Solving $\sqrt{2+\sqrt{2-\sqrt{2+x}}} = x$.

Question

ETA: since commenters noted I missed a sign I am correcting that.

This is one of those Mathsolutionzz instagram problems. I was curious if I did this correctly, because I looked at the comments, and the solutions others came up with are rather different (and not integers).

The problem:

$$\sqrt{2+\sqrt{2-\sqrt{2+x}}} = x$$

So my first step was simple: square both sides and get rid of one of the radicals. We then get

$$2+\sqrt{2-\sqrt{2+x}} = x^2 \tag{1}$$ which I can rearrange to: $$\sqrt{2-\sqrt{2+x}} = x^2-2 \tag{2}$$

Then we repeat the process, square both sides again: $${2-\sqrt{2+x}} = (x^2-2)^2 \tag{3}$$

rearrange: $$-\sqrt{2+x} = (x^2-2)^2-2 \tag{4}$$

rinse, repeat: $$2+x = ((x^2-2)^2-2)^2 \tag{5}$$

and where I originally had a solution at $x=2$, because I messed up a sign, this time we get a polynomial: $$x^8-8x^6+20x^4-16x^2-x+2 \tag{6}$$

Which is the really ugly polynomial that @Lubin noted (thanks!) and has several roots.

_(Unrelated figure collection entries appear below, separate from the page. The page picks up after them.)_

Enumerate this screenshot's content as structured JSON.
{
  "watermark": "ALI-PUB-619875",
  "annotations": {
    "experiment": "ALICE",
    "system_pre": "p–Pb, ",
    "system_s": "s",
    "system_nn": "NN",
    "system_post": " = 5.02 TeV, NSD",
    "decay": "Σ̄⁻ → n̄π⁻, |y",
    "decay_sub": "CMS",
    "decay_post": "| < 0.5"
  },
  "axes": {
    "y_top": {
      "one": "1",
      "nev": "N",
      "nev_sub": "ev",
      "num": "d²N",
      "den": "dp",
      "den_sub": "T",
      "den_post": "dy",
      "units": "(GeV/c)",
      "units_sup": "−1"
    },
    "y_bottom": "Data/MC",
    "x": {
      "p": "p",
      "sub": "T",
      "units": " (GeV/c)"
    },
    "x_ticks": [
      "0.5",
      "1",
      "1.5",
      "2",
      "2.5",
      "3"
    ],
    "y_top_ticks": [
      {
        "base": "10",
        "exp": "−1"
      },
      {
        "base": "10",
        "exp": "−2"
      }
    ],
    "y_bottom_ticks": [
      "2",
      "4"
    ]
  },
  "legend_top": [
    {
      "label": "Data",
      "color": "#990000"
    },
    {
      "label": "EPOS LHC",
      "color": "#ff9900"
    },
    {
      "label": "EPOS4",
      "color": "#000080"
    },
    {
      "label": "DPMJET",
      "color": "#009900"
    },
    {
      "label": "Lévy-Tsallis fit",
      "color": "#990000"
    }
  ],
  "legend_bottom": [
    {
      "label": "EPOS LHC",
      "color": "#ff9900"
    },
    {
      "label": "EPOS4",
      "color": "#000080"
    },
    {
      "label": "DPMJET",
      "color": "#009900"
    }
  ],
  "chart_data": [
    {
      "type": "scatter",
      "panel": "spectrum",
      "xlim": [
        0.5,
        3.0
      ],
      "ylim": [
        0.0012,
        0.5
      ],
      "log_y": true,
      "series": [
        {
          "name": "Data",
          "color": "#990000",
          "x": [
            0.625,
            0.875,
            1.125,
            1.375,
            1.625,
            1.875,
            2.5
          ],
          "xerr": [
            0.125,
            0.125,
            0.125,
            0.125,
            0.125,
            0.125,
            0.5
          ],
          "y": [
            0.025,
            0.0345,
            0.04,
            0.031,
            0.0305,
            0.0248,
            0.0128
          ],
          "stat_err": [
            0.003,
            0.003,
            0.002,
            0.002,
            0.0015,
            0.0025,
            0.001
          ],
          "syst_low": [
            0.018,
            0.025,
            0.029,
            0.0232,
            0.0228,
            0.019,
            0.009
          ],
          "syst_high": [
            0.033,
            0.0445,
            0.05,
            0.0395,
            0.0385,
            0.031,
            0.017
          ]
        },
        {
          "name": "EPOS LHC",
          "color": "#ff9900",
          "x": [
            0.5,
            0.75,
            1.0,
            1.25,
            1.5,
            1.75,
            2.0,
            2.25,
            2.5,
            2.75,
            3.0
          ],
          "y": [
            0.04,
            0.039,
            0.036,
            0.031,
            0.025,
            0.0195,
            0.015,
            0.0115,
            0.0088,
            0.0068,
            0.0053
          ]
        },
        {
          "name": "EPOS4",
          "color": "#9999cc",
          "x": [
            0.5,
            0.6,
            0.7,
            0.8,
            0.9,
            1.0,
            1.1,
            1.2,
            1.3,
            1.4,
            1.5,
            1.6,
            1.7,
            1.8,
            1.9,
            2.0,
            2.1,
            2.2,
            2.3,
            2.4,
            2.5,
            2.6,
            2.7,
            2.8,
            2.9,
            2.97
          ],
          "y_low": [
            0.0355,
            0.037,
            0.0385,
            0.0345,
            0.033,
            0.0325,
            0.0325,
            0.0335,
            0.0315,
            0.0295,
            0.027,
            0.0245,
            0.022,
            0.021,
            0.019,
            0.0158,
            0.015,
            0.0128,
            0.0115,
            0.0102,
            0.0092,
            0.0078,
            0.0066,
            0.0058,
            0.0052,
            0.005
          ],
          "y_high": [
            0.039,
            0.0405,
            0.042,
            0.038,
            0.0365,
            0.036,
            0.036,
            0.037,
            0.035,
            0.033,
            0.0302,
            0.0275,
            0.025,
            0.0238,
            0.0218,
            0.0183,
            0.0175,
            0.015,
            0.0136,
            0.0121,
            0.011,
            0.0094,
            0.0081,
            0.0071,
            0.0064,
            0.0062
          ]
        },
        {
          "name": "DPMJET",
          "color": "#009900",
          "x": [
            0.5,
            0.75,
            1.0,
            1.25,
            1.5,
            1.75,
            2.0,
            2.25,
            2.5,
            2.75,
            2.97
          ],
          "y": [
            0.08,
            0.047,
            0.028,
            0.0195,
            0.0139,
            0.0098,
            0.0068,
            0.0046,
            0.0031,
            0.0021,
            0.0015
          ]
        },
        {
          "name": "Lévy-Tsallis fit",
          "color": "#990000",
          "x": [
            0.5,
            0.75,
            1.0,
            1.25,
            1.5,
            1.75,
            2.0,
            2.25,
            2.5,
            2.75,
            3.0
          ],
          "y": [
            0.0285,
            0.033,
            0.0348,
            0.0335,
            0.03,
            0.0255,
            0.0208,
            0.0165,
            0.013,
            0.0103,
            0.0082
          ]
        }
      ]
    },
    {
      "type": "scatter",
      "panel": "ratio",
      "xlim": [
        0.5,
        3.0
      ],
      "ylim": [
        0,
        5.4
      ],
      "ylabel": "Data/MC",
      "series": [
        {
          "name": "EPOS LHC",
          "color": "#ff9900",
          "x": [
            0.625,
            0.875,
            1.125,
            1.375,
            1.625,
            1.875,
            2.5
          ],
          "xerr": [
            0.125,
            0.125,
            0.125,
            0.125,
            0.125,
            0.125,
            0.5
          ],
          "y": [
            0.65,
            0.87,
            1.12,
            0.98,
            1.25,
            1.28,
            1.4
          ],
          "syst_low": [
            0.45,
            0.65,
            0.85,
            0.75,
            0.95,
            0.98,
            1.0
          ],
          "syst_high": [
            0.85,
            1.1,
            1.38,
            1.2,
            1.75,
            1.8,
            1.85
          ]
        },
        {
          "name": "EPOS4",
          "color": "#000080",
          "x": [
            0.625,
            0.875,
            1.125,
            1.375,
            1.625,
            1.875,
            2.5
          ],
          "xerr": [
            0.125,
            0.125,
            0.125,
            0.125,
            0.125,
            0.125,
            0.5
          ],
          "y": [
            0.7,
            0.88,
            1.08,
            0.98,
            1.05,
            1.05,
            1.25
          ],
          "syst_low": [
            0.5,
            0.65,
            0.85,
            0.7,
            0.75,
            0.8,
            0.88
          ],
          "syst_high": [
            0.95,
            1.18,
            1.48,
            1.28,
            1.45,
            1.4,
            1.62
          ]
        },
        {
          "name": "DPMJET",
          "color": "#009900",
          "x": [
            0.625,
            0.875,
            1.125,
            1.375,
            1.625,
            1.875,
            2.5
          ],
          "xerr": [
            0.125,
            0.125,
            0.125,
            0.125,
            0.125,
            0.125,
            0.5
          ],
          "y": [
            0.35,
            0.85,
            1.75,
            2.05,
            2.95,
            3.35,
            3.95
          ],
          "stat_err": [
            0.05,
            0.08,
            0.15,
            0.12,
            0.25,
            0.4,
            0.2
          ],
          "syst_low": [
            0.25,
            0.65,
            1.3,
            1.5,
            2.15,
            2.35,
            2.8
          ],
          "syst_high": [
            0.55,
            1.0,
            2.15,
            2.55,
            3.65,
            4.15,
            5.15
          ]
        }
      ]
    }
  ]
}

All that said, were I trying to find the roots by hand, I know the roots can't be negative (since this problem doesn't seem to allow for imaginary solutions and we are sticking to real numbers).

So my next go-to would be factoring out the polynomial. When I originally did this I would try factoring one side of the equation with the opposite-sign binomial, like this:

$$2+x = ((x^2-2)^2-2)^2$$ $$2+x = (x^2-2)^4-4(x^2-2)^2+4$$ $$x-2 = (x^2-2)^4-4(x^2-2)^2$$ $$x-2 = [(x^2-2)^2-2(x^2-2)][(x^2-2)^2+2(x^2-2)]$$ $$x-2 = (x^2-2)[(x^2-2)-2][(x^2-2)+2]$$ $$x-2 = (x^2-2)(x^2-4)(x^2)$$ $$x-2 = (x^2-2)(x-2)(x+2)(x^2)$$

Which at least tells me that +1, +2, -1, -2 don't work, really except insofar as x=2 makes the whole thing zero. But I am curious if this is a bad method, or simply erroneous. (I do realize that ultimately I'd probably want to move the x-2 to the RHS and expand it leaving me with the degree 8 polynomial anyway, but I thought this worth a shot).

Answer 1

Substituting $x$ with $2\cos\theta$ will suffice to get the result to your question $$\sqrt{2+\sqrt{2-\sqrt{2+x}}} = x$$ will be $\sqrt{2+\sqrt{2-\sqrt{2+2\cos\theta}}} = 2\cos\theta$

On LHS by Half angle cosine formula

$\sqrt{2+\sqrt{2-2\cos\frac{\theta}{2}}}$ = $\sqrt{2+2\sin\frac{\theta}{4}}$ = $\sqrt{2+2\cos(\frac{\pi}{2}-\frac{\theta}{4}})$ = $2\cos(\frac{\pi}{4}-\frac{\theta}{8})$

Now $\theta = \frac{\pi}{4}-\frac{\theta}{8}$ on further simplification we can get $\theta$ = $\frac{2\pi}{9}$ which is $40°$

Therefore $$x = 2\cos\frac{2\pi}{9} \qquad \text{or}\qquad 2\cos40°.$$

Answer 2

By squaring$$\sqrt{2+\sqrt{2-\sqrt{2+x}}} = x,$$ you arrive at $${2+\sqrt{2\color{red}-\sqrt{2+x}}} = x^2,$$ then $$ 2\color{red}-\sqrt{2+x}=(x^2-2)^2$$ and $$ 2+x=((x^2-2)^2-2)^2.$$ While $x=2$ and $x=-1$ are guessable solutions to this, they are not solutions to the original equation. The problem is that each squaring could introduce spurious solutions, i.e., $a=b$ implies $a^2=b^2$, but not vice versa. In fact, using the correct minus sign (you somehow replaced it with a $+$) leads to the same final polynomial even though the solutions cannot be the same.

Answer 3

Well, thanks to Hagen and to you, the polynomial that would have the solution(s) among its roots is the octic $$ x^8-8x^6+20x^4-16x^2-x-2\,. $$ Rational Root Theorem tells you where to look, $\pm1$ and $\pm2$, if you want rational numbers. Of these, only $+2$ and $-1$ are roots, but neither of these is a solution to your problem. Looking at the Desmos graph, I see that there are eight, count’em eight, real roots: four positive, four negative. The four negative ones are excluded by the statement of the problem, and $2$ doesn’t work. I guess it remains to check the other three.